Fortune favours the brave
Canadian Imperial Bank of Commerce became the first non-eurozone issuer to sell euro-denominated debt at a negative yield in any sector as it priced a covered bond that, held to maturity, would lose investors money.
You had to look hard to find positive-yielding covered bonds in 2016 as ever greater swaths of the sector sank into negative territory. Whether investors would buy new issues at negative yields was a major point of debate for much of the year, pushing many cautious issuers into ever-longer tenors.
Berlin Hyp was first to cross the negative-yield threshold in the covered bond market. It sold a €500m three-year in March at swaps plus 1bp, equivalent to a yield of minus 0.162%, but with a backstop bid from the European Central Bank, for whose purchase programme the bonds are eligible.
CIBC trumped that milestone as it sold a €1.25bn six-year in July.
“CIBC was the first to price at a negative yield without ECB support,” said Matthias Ebert, a director at Commerzbank, which was a lead manager on the trade alongside CIBC, Danske Bank and HSBC. “It’s very difficult to get a negative-yielding trade without that.”

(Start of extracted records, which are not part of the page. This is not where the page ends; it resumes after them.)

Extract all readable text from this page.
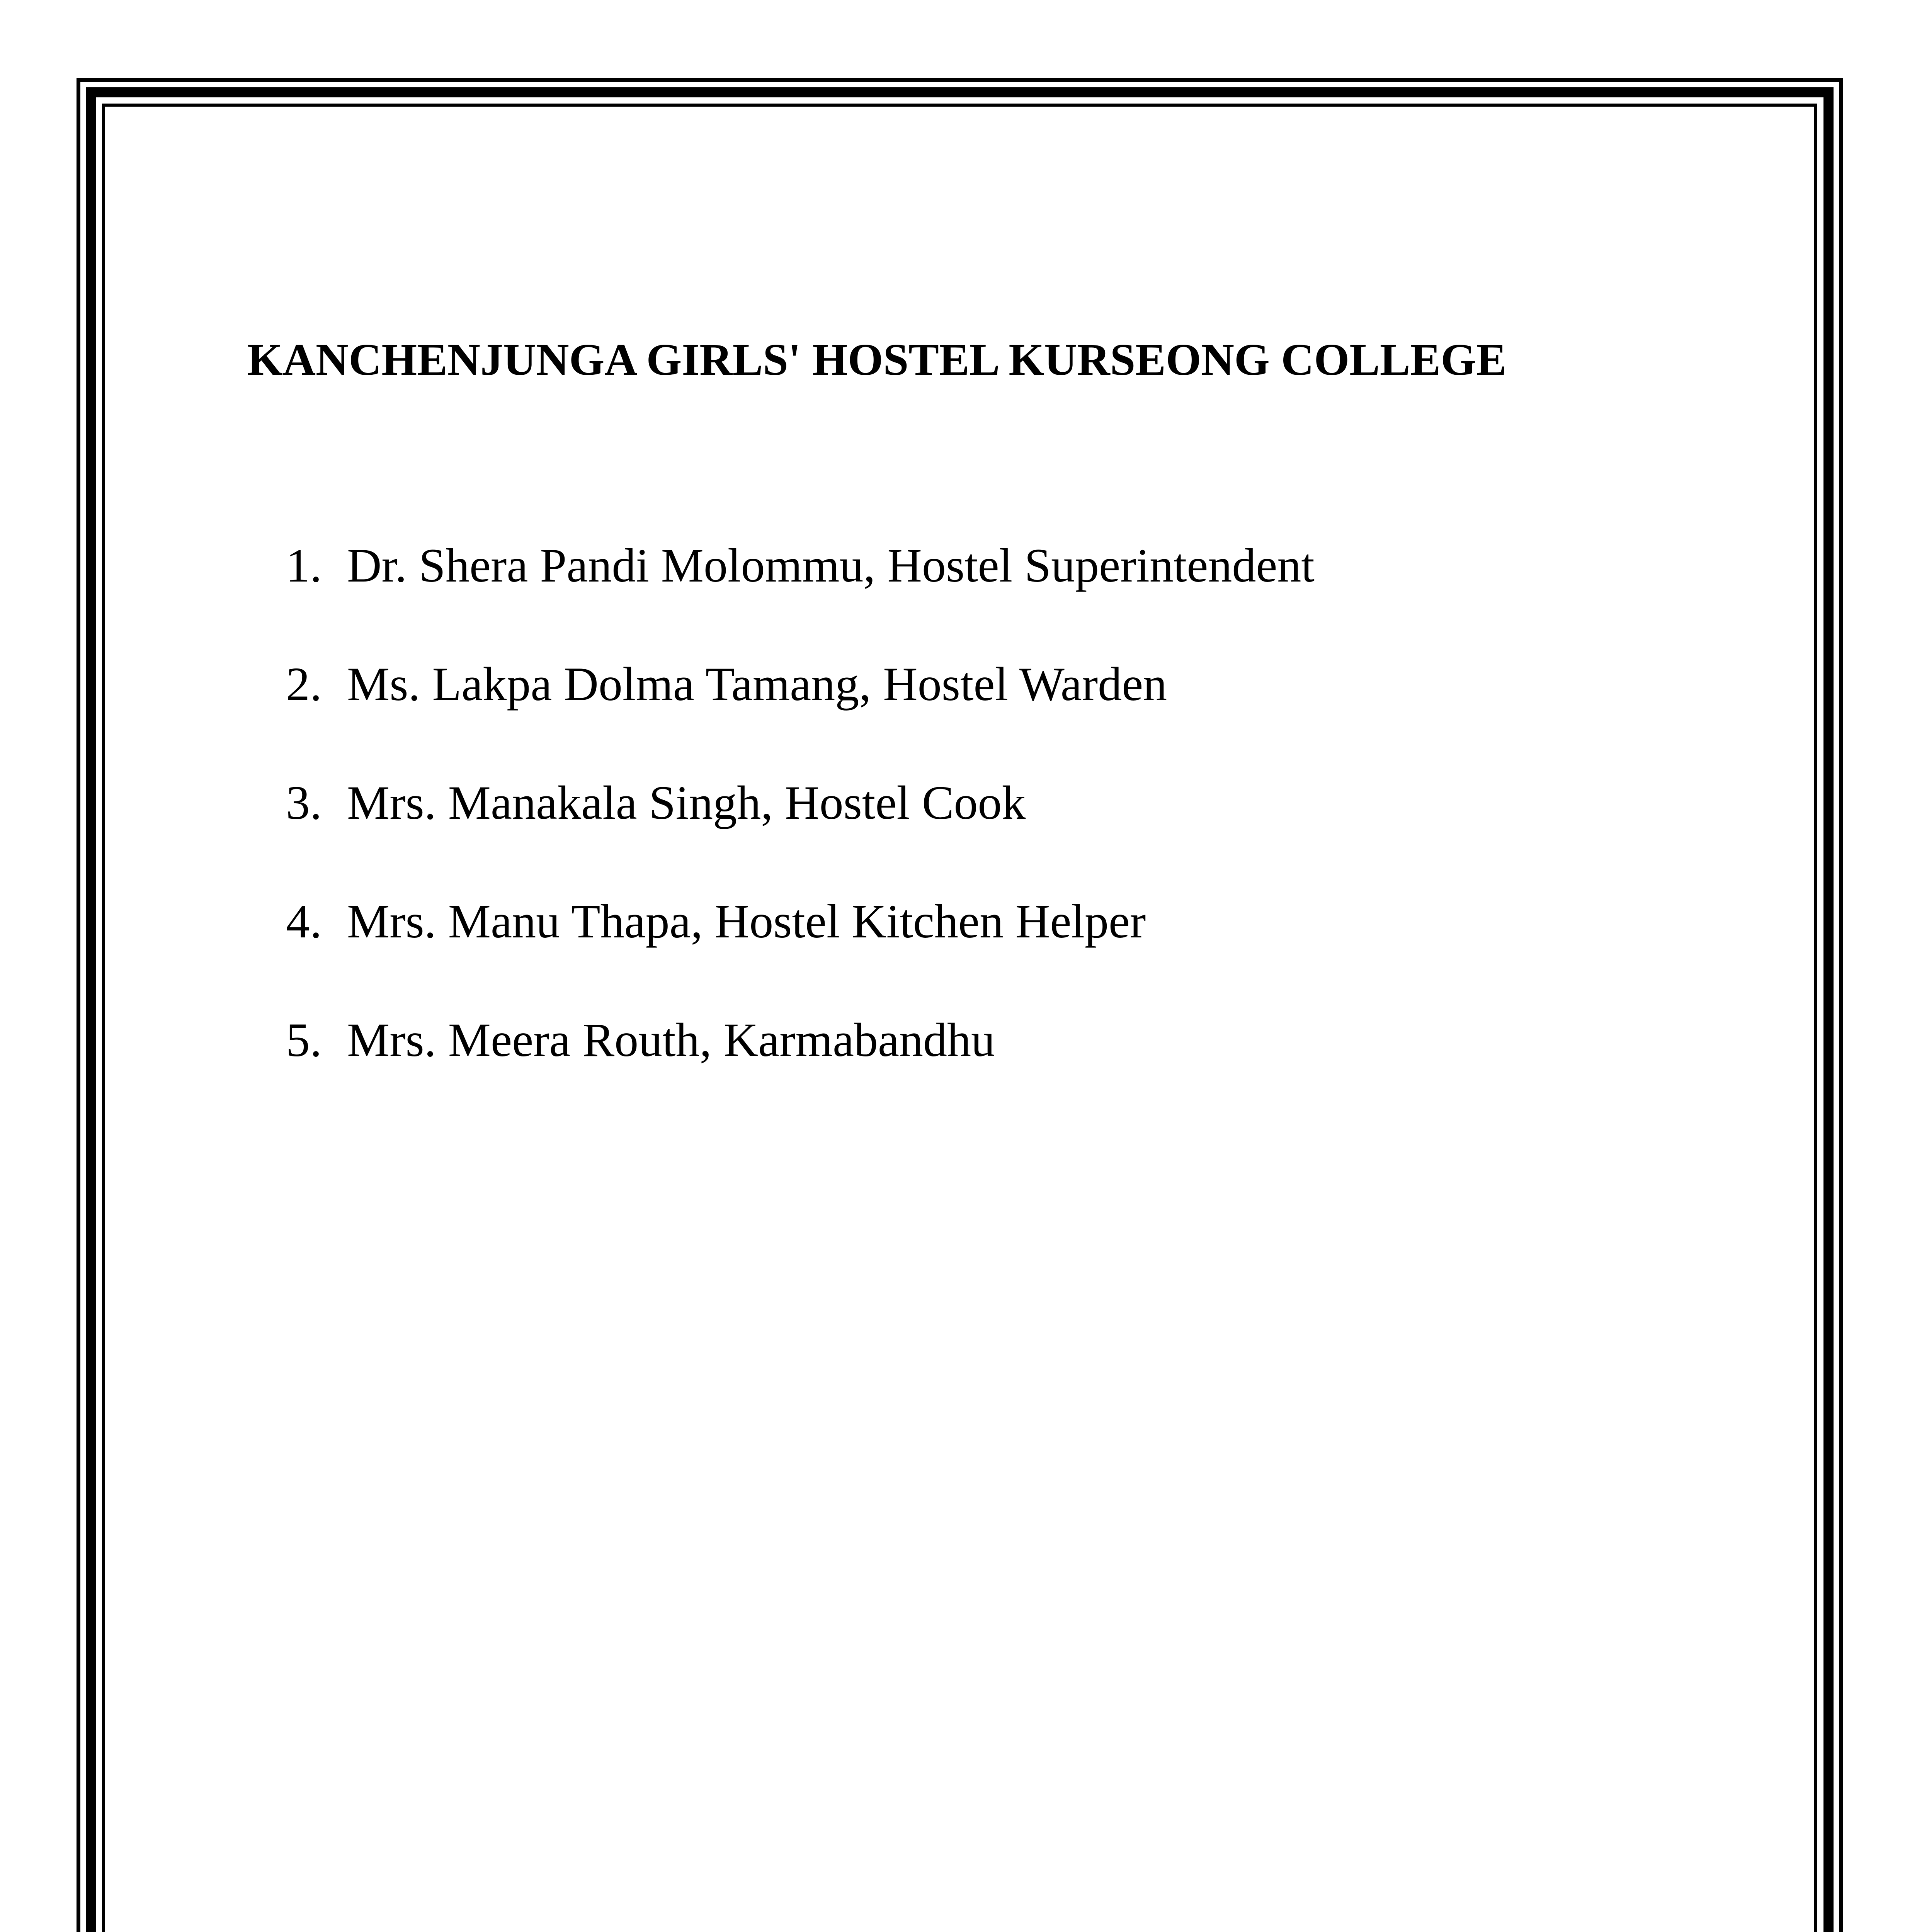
KANCHENJUNGA GIRLS' HOSTEL KURSEONG COLLEGE
1. Dr. Shera Pandi Molommu, Hostel Superintendent
2. Ms. Lakpa Dolma Tamang, Hostel Warden
3. Mrs. Manakala Singh, Hostel Cook
4. Mrs. Manu Thapa, Hostel Kitchen Helper
5. Mrs. Meera Routh, Karmabandhu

In fact, the deal was never meant to go negative. The bank opted for a six-year tenor over its five-year sweet spot to avoid just that, but swaps turned against it during execution.
However, investors stuck with CIBC as leads revised initial price thoughts of swaps plus 10bp area and guidance of 7bp area to a final 6bp, equivalent to a yield of –0.009%.
The deal drew more than €2.5bn of orders with a notably high real-money share of 48%, the largest for a Canadian covered for more than two years and overturning fears that that part of the investor base was unwilling to buy at negative yields.
Relative value played a part in the deal’s success, with the return on offer looking generous compared with alternatives despite a new issue concession of just 1bp–2bp. The outcome also reflected assiduous investor work by the issuer and a strong regard for the name.
But pricing at a negative yield was just one feather in CIBC’s cap. The trade was also the first non-ECB purchase programme-eligible issue since the UK’s June referendum on European Union membership, the first-ever six-year Canadian covered and the first-ever Canadian covered carrying a 0% coupon.
“Other issuers afterwards were forced to go to longer tenors,” said Ebert. CIBC was the only mid-tenor euro covered bond issued for three months. “The credit story kept people in the book.”